Messagepar cks » 26 févr. 2019 13:42

Afin de s’assurer de la bonne exécution, et jusqu’à son terme, d’un marché public, l’acheteur peut réclamer des informations relatives aux capacités financières des entreprises, au stade de la candidature.
Quel usage l’acheteur fait-il de ces informations ? Quels niveaux de capacité peut-il exiger ? Dispose-t-il des mêmes latitudes en cours d’exécution du marché ?


A. Analyse de la capacité financière de l’entreprise au stade de la candidature

L’article 51 de l’Ordonnance 2015-899 du 23 juillet 2015 stipule que les acheteurs peuvent imposer aux candidats des conditions qui permettront de garantir qu’ils détiennent la capacité technique, professionnelle et financière de réalisation du marché.

L’article 44 du décret 2016-360 relatif aux marchés publics précise que « l'acheteur peut notamment exiger que les opérateurs économiques réalisent un chiffre d'affaires annuel minimal donné, notamment dans le domaine concerné par le marché public ».

Cependant, l’ordonnance de 2015 reprend les recommandations de la directive européenne de 2014 et précise également que « le chiffre d'affaires minimal exigé ne peut être supérieur à deux fois le montant estimé du marché public ou du lot, sauf justifications liées à son objet ou à ses conditions d'exécution ». Outre la France, la plupart des pays européens dont l’Allemagne et la Belgique se sont alignés sur la directive.

Ce ratio, inspiré du « taux de dépendance » ou « taux de pénétration » suivi par les acheteurs du secteur privé, est-il pertinent ?

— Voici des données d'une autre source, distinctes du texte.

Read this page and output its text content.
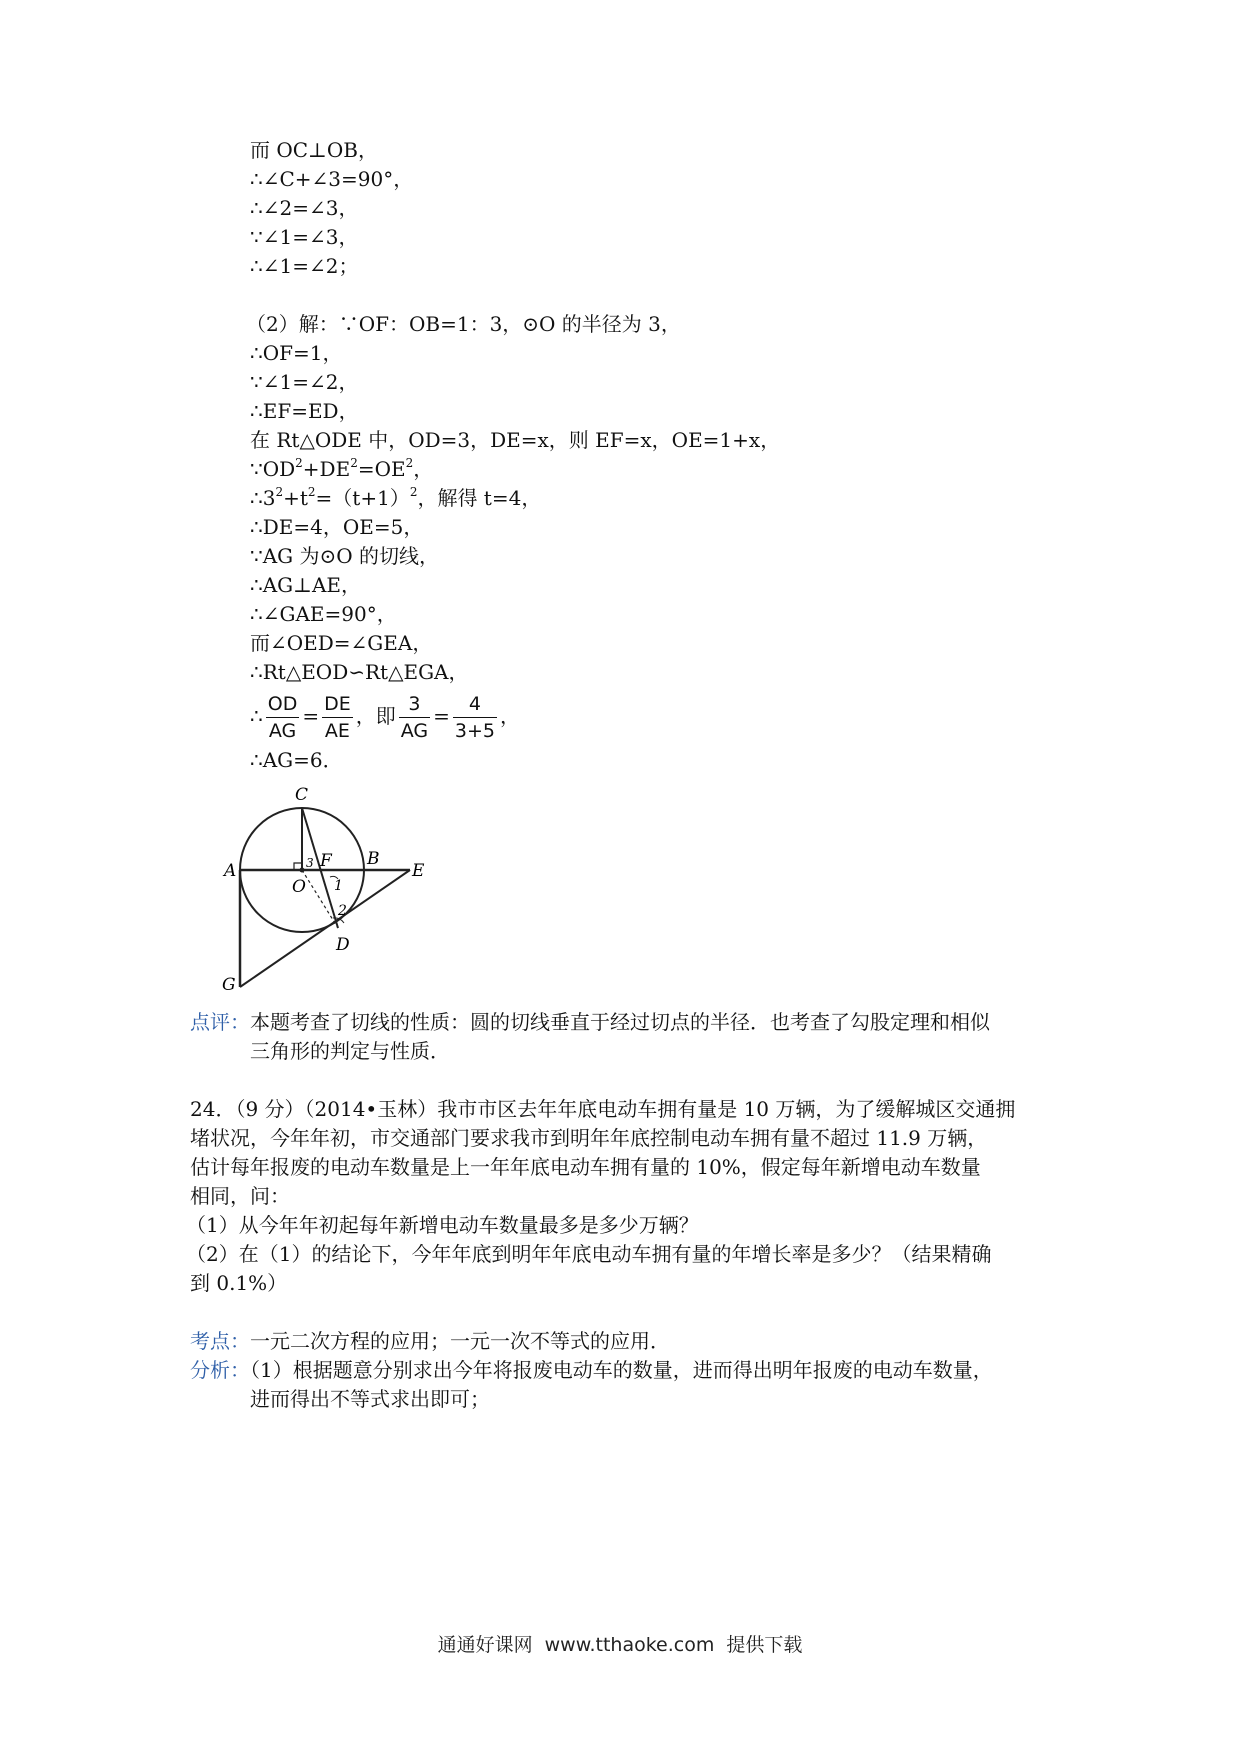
而 OC⊥OB，
∴∠C+∠3=90°，
∴∠2=∠3，
∵∠1=∠3，
∴∠1=∠2；
（2）解：∵OF：OB=1：3，⊙O 的半径为 3，
∴OF=1，
∵∠1=∠2，
∴EF=ED，
在 Rt△ODE 中，OD=3，DE=x，则 EF=x，OE=1+x，
$\because OD^2+DE^2=OE^2$，
$\therefore 3^2+t^2=(t+1)^2$，解得 t=4，
∴DE=4，OE=5，
∵AG 为⊙O 的切线，
∴AG⊥AE，
∴∠GAE=90°，
而∠OED=∠GEA，
∴Rt△EOD∽Rt△EGA，
∴ $\frac{OD}{AG} = \frac{DE}{AE}$ ，即 $\frac{3}{AG} = \frac{4}{3+5}$ ，
∴AG=6．
C
A
O
F B
E
D
G
1
2
3
点评：本题考查了切线的性质：圆的切线垂直于经过切点的半径．也考查了勾股定理和相似
三角形的判定与性质．
24．（9 分）（2014•玉林）我市市区去年年底电动车拥有量是 10 万辆，为了缓解城区交通拥
堵状况，今年年初，市交通部门要求我市到明年年底控制电动车拥有量不超过 11.9 万辆，
估计每年报废的电动车数量是上一年年底电动车拥有量的 10%，假定每年新增电动车数量
相同，问：
（1）从今年年初起每年新增电动车数量最多是多少万辆？
（2）在（1）的结论下，今年年底到明年年底电动车拥有量的年增长率是多少？（结果精确
到 0.1%）
考点：一元二次方程的应用；一元一次不等式的应用．
分析：（1）根据题意分别求出今年将报废电动车的数量，进而得出明年报废的电动车数量，
进而得出不等式求出即可；
通通好课网 www.tthaoke.com 提供下载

Il faut louer les intentions des auteurs des textes (Directive et Ordonnance) :
  • Ils ont donné aux acheteurs un « taux de dépendance » (apparemment) précis au-delà duquel ils peuvent refuser une candidature sans plus d’arguments. Ce taux peut être compris comme étant égal à 50%.
  • Ce pourcentage (50%), si c’est bien celui visé par les textes, est bien au-dessus de celui qui fait jurisprudence dans le secteur privé (25% à 30%) et est donc, en apparence, bien plus « conciliant ».
Cette volonté de bien faire est cependant contrariée par un oubli (ou un déficit d’analyse) potentiellement très préjudiciable. Un marché public peut être conclu pour une durée de quatre ans, voire plus. Le montant du marché étant estimé sur sa durée totale (reconductions comprises), le rapport maximum exigé entre le montant annuel du marché et le chiffre d’affaires de l’entreprise peut donc tendre vers 12,5% (50% / 4) voire moins.

Ainsi, un marché de logiciel conclu pour une période de 8 ans (reconductions comprises) ne pourra pas excéder, en base annuelle, 6,25% du chiffre d’affaires de l’éditeur. Pas vraiment une mesure faite pour faciliter l’accès des PME innovantes à la commande publique !

Là où le secteur public veut donner l’exemple, il est potentiellement bien plus « dur » que le secteur privé. Il eut certainement fallu formuler la directive et l'ordonnance en faisant référence au montant estimé "annuel" du marché ...

Le décret précise que l’appréciation du chiffre d’affaires du candidat est globale lorsque les entreprises se présentent en groupement : « il n’est pas exigé que chaque membre du groupement ait la totalité des capacités requises pour exécuter le marché public ». Une entreprise qui ne détiendrait pas le CA minimum exigé a donc la possibilité de se présenter en groupement pour avoir la capacité financière requise, qu’elle soit mandataire solidaire ou non.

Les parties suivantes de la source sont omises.